I mean in the amount of energy it has and in its size. That which is observable is apparently only a sub-universe. It seems to be limited only by physical laws, but even those laws could be different in other sub-universes.
I don't know about any differences. Particle physicists don't have much of an opinion on gravity and on uniting gravity with the other forces.
A proton and neutron can still have three quarks each with some of them being matter quarks and others being antimatter quarks. The strong and weak forces can be manifestations of gravity and electromagnetism at short scales, and electromagnetism could be a manifestation of gravity and anti-gravity, but particle physicists generally do not concern themselves with such ideas.
The Dirac sea is a theoretical model of the vacuum as an infinite sea of particles possessing negative energy.

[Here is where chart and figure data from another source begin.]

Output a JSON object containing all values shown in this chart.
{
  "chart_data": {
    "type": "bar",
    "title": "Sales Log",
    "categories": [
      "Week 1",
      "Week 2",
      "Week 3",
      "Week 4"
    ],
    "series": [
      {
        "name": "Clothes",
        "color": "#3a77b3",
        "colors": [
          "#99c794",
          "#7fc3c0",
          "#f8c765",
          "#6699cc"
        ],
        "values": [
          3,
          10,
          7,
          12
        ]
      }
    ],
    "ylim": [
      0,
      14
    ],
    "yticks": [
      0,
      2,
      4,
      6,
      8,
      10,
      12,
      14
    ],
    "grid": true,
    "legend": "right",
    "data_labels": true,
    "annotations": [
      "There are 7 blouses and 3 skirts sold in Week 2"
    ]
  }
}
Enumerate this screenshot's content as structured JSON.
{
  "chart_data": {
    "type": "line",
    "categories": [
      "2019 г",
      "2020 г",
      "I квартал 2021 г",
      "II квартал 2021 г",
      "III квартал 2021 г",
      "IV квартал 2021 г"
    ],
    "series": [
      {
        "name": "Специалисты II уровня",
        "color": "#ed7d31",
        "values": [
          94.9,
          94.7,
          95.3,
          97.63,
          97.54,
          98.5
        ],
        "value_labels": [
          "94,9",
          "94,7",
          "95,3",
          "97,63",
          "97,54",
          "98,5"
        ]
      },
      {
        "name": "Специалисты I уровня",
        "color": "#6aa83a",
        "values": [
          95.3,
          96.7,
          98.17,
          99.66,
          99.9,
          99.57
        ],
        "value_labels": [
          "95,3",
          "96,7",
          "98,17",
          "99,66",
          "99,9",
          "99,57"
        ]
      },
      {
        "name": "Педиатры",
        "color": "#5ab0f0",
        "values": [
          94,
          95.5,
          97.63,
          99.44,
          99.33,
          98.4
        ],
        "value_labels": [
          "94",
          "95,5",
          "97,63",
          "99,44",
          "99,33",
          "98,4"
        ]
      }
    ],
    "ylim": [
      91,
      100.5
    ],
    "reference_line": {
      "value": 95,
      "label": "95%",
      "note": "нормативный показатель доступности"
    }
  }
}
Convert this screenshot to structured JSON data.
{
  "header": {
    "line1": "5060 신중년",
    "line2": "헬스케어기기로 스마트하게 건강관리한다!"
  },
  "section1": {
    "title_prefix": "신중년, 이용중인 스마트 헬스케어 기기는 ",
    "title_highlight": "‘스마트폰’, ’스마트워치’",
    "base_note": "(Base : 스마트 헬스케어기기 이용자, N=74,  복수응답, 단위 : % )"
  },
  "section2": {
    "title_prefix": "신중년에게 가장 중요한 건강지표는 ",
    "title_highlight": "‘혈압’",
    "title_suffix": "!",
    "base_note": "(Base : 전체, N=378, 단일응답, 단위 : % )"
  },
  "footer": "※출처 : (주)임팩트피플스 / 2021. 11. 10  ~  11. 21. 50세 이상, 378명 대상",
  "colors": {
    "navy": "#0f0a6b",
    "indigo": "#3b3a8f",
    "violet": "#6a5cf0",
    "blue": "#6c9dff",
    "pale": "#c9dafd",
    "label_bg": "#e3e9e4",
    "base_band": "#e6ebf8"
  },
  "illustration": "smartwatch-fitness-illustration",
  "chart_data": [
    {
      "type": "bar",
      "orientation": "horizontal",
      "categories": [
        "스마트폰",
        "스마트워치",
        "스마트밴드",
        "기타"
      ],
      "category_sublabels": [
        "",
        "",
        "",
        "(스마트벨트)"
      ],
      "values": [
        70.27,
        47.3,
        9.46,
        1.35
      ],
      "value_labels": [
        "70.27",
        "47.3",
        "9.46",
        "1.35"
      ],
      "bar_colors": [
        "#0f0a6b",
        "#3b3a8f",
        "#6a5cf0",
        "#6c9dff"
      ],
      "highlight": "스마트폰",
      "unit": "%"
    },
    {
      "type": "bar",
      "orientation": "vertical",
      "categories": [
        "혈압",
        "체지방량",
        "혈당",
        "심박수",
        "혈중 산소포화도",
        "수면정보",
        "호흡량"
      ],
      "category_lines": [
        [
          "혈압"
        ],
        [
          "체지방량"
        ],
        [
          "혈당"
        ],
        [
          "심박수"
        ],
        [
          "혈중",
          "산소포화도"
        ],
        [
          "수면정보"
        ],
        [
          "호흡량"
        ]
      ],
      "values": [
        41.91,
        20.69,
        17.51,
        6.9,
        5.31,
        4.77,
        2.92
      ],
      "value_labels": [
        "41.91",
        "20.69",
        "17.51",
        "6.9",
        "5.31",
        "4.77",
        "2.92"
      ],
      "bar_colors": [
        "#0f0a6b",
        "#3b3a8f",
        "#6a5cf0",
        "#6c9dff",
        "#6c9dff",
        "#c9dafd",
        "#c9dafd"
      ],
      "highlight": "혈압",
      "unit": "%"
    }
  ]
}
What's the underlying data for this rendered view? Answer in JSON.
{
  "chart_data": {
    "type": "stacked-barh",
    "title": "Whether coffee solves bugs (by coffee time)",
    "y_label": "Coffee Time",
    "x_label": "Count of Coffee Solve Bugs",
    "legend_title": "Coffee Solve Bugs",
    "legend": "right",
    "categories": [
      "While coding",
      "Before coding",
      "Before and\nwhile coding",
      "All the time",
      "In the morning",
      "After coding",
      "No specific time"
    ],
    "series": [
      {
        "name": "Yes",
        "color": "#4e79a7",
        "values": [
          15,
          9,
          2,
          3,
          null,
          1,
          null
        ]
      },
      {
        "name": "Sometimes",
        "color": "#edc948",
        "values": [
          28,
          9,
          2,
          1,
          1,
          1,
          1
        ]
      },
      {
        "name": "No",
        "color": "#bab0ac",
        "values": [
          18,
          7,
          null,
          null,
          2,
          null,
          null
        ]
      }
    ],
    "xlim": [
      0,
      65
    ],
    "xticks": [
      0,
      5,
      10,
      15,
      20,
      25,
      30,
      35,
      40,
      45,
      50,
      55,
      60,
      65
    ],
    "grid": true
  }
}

It was invented by the British physicist Paul Dirac in 1930 to explain the anomalous negative-energy quantum states predicted by the Dirac equation for relativistic electrons. The positron, the antimatter counterpart of the electron, was originally conceived of as a hole in the Dirac sea, well before its experimental discovery in 1932. Dirac, Einstein and others recognised that it is related to the 'metaphysical' aether [1]:
... with the new theory of electrodynamics we are rather forced to have an aether. - P.A.M. Dirac, Is There An Aether?, Nature, v.168, 1951, p.906.